In Deutschland köchelten in der Prä-Jamie-Oliver-Zeit ja nur Altmeister wie Johann Lafer und Alfons Schubeck in verstaubter Lehrermanier vor sich hin. In der einen Hand den Kochlöffel, in der anderen den erhobenen Zeigefinger. Und das Schlimmste musste ich neulich entdecken: Herr Lafer zelebriert seine Kunst jetzt mit seiner eigenen Werkzeugedition. Des Meisters Namenszug in backofenfesten Lettern auf Muffinförmchen...Mensch Johann, muss das sein? Der Oscar für den „besten männlichen Selbstdarsteller“ geht an dich.

Ach, eins noch: Herrn Biolek lassen wir hier mal ganz raus, gell. Sein Maggi-Kochstudio für Teilzeit-Promis hat ja mit professionellem Kochen so viel zu tun wie Biolek mit Frauen.

Aber das deutsche Gastro-TV reagierte schnell. Kaum hatte man erkannt, dass auch junge Leute essen müssen, wurden flink „neue“ Kochsendungstypen entwickelt. Manch hipper Jungkkoch darf plötzlich auf unkonventionelle Weise unkonventionelle Gerichte kochen. Statt weiße Mütze zeigen sich auf einmal junge Männer in „frechen“ T-Shirt mit „mutigen“ Aufschriften in den auf Home-Cooking zurechtsimulierten Fernsehstudios das Leben jenseits der Tütensuppe. Abgekupfert? Aus England? Ein Schelm, wer böses dabei denkt.

Wer heute in Max Inzingers Fußstapfen treten will, muss weniger nachweisen, dass er einen Löffel halten, als dass sich einen Ziegenbart wachsen lassen kann. Die Jungs sehen komischerweise immer so aus, als würden sie Kräuter eher rauchen, als mit ihnen würzen und die Kameraführung orientiert sich an dem englischen Erfolgsmodell, ohne dessen Originalität zu erreichen. Nachkochen kann halt nie originell sein.

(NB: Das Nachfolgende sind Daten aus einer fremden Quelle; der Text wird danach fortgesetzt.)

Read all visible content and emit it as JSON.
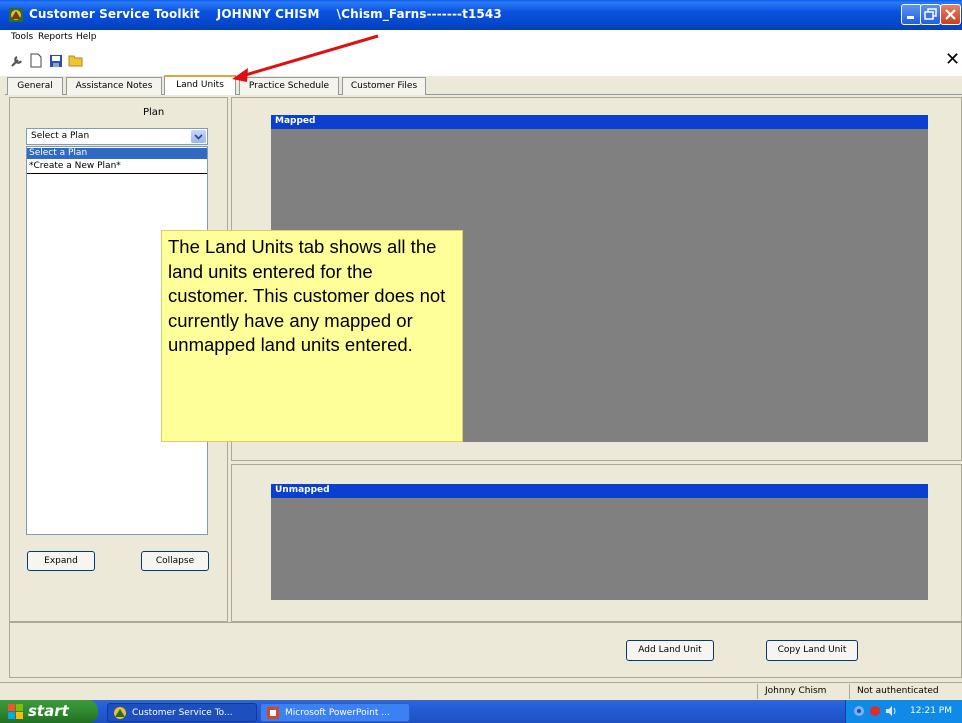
{
  "window": {
    "title": "Customer Service Toolkit    JOHNNY CHISM    \\Chism_Farns-------t1543"
  },
  "menu": [
    "Tools",
    "Reports",
    "Help"
  ],
  "toolbar": {
    "close_glyph": "✕"
  },
  "tabs": [
    {
      "label": "General",
      "active": false
    },
    {
      "label": "Assistance Notes",
      "active": false
    },
    {
      "label": "Land Units",
      "active": true
    },
    {
      "label": "Practice Schedule",
      "active": false
    },
    {
      "label": "Customer Files",
      "active": false
    }
  ],
  "plan": {
    "heading": "Plan",
    "select_value": "Select a Plan",
    "options": [
      "Select a Plan",
      "*Create a New Plan*"
    ],
    "expand_label": "Expand",
    "collapse_label": "Collapse"
  },
  "mapped": {
    "header": "Mapped"
  },
  "unmapped": {
    "header": "Unmapped"
  },
  "callout": {
    "text": "The Land Units tab shows all the land units entered for the customer. This customer does not currently have any mapped or unmapped land units entered."
  },
  "actions": {
    "add_label": "Add Land Unit",
    "copy_label": "Copy Land Unit"
  },
  "status": {
    "user": "Johnny Chism",
    "auth": "Not authenticated"
  },
  "taskbar": {
    "start_label": "start",
    "tasks": [
      "Customer Service To...",
      "Microsoft PowerPoint ..."
    ],
    "clock": "12:21 PM"
  },
  "colors": {
    "header_blue": "#0a3fd0",
    "gray_area": "#808080",
    "callout_bg": "#ffff99",
    "arrow_red": "#e01010"
  }
}
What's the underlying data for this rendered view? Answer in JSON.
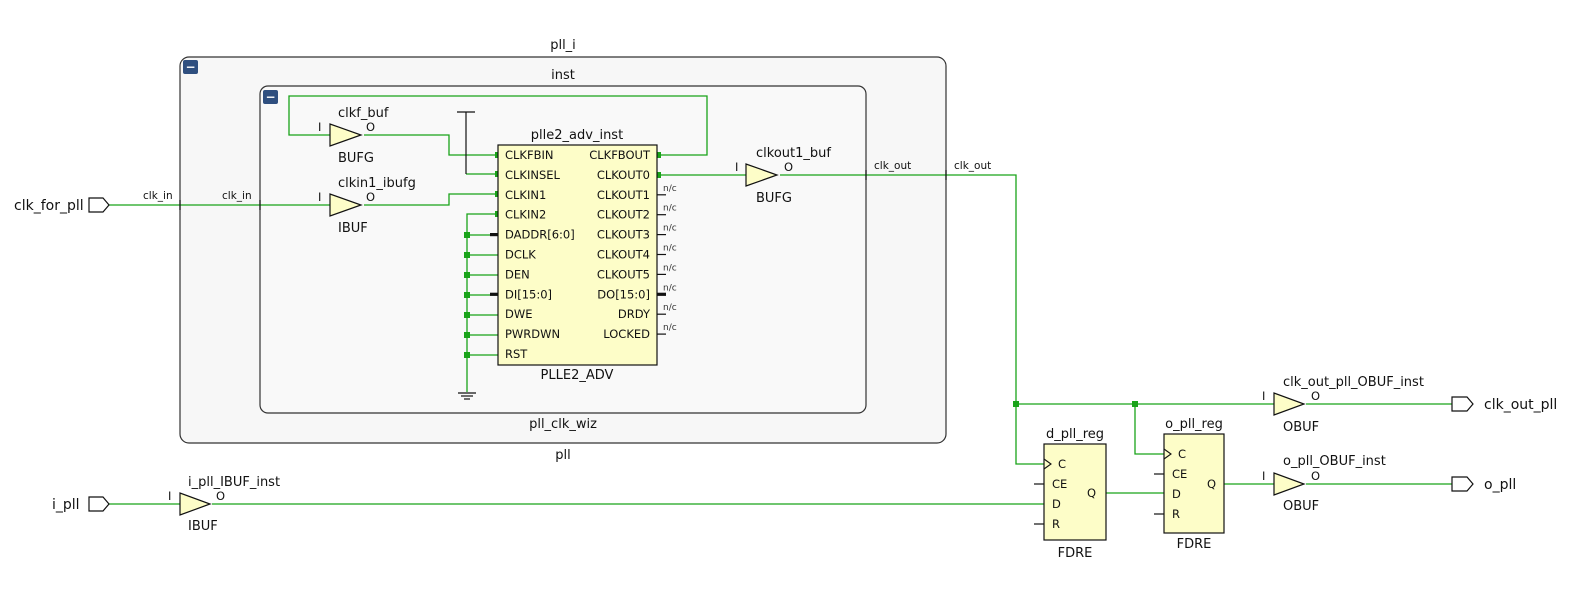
{
  "colors": {
    "wire": "#19a319",
    "cell_fill": "#fdfdc8",
    "hier_fill": "#f7f7f7"
  },
  "hier": {
    "outer_top": "pll_i",
    "outer_bottom": "pll",
    "inner_top": "inst",
    "inner_bottom": "pll_clk_wiz",
    "collapse_icon": "−"
  },
  "ports": {
    "clk_for_pll": "clk_for_pll",
    "i_pll": "i_pll",
    "clk_out_pll": "clk_out_pll",
    "o_pll": "o_pll"
  },
  "nets": {
    "clk_in_outer": "clk_in",
    "clk_in_inner": "clk_in",
    "clk_out_inner": "clk_out",
    "clk_out_outer": "clk_out"
  },
  "buffers": {
    "clkf_buf": {
      "name": "clkf_buf",
      "type": "BUFG",
      "in": "I",
      "out": "O"
    },
    "clkin1_ibufg": {
      "name": "clkin1_ibufg",
      "type": "IBUF",
      "in": "I",
      "out": "O"
    },
    "clkout1_buf": {
      "name": "clkout1_buf",
      "type": "BUFG",
      "in": "I",
      "out": "O"
    },
    "clk_out_pll_obuf": {
      "name": "clk_out_pll_OBUF_inst",
      "type": "OBUF",
      "in": "I",
      "out": "O"
    },
    "o_pll_obuf": {
      "name": "o_pll_OBUF_inst",
      "type": "OBUF",
      "in": "I",
      "out": "O"
    },
    "i_pll_ibuf": {
      "name": "i_pll_IBUF_inst",
      "type": "IBUF",
      "in": "I",
      "out": "O"
    }
  },
  "pll": {
    "name": "plle2_adv_inst",
    "type": "PLLE2_ADV",
    "inputs": [
      "CLKFBIN",
      "CLKINSEL",
      "CLKIN1",
      "CLKIN2",
      "DADDR[6:0]",
      "DCLK",
      "DEN",
      "DI[15:0]",
      "DWE",
      "PWRDWN",
      "RST"
    ],
    "outputs": [
      "CLKFBOUT",
      "CLKOUT0",
      "CLKOUT1",
      "CLKOUT2",
      "CLKOUT3",
      "CLKOUT4",
      "CLKOUT5",
      "DO[15:0]",
      "DRDY",
      "LOCKED"
    ],
    "nc": "n/c"
  },
  "flops": {
    "d_pll_reg": {
      "name": "d_pll_reg",
      "type": "FDRE",
      "pins": [
        "C",
        "CE",
        "D",
        "R"
      ],
      "q": "Q"
    },
    "o_pll_reg": {
      "name": "o_pll_reg",
      "type": "FDRE",
      "pins": [
        "C",
        "CE",
        "D",
        "R"
      ],
      "q": "Q"
    }
  }
}
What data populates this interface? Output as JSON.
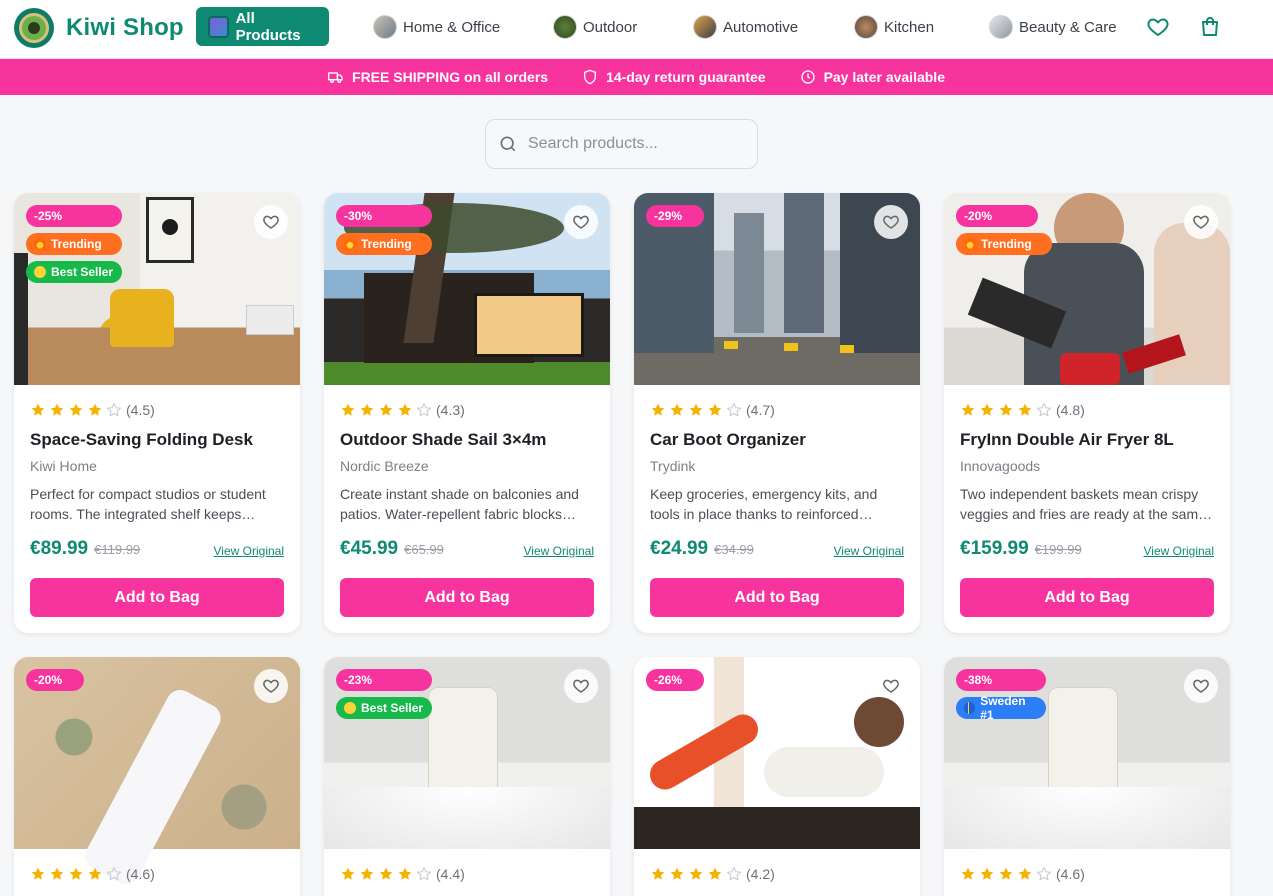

Ein bestimmter Sender platzierte das Plagiat sogar dankenswerterweise auf einem Sendeplatz direkt nach dem englischen Original um den Zuschauern den peinlichen Vergleich leichter zu machen. Aber es ist eben nur bedingt spannnend, zu sehen, wie ein, rein optisch an einen prominenten Handballer erinnernder, designierter Ex-Fernsehstarkoch einem zeigt, wie man sich ein Nutellabrot schmiert („Und ganz wichtig: die total leckere braune Pampe auf die Oberseite des Brotes...“) oder einen Metzgerladen benutzt. („Da gehen wir jetzt mal rein und fragen, was es so gibt.“)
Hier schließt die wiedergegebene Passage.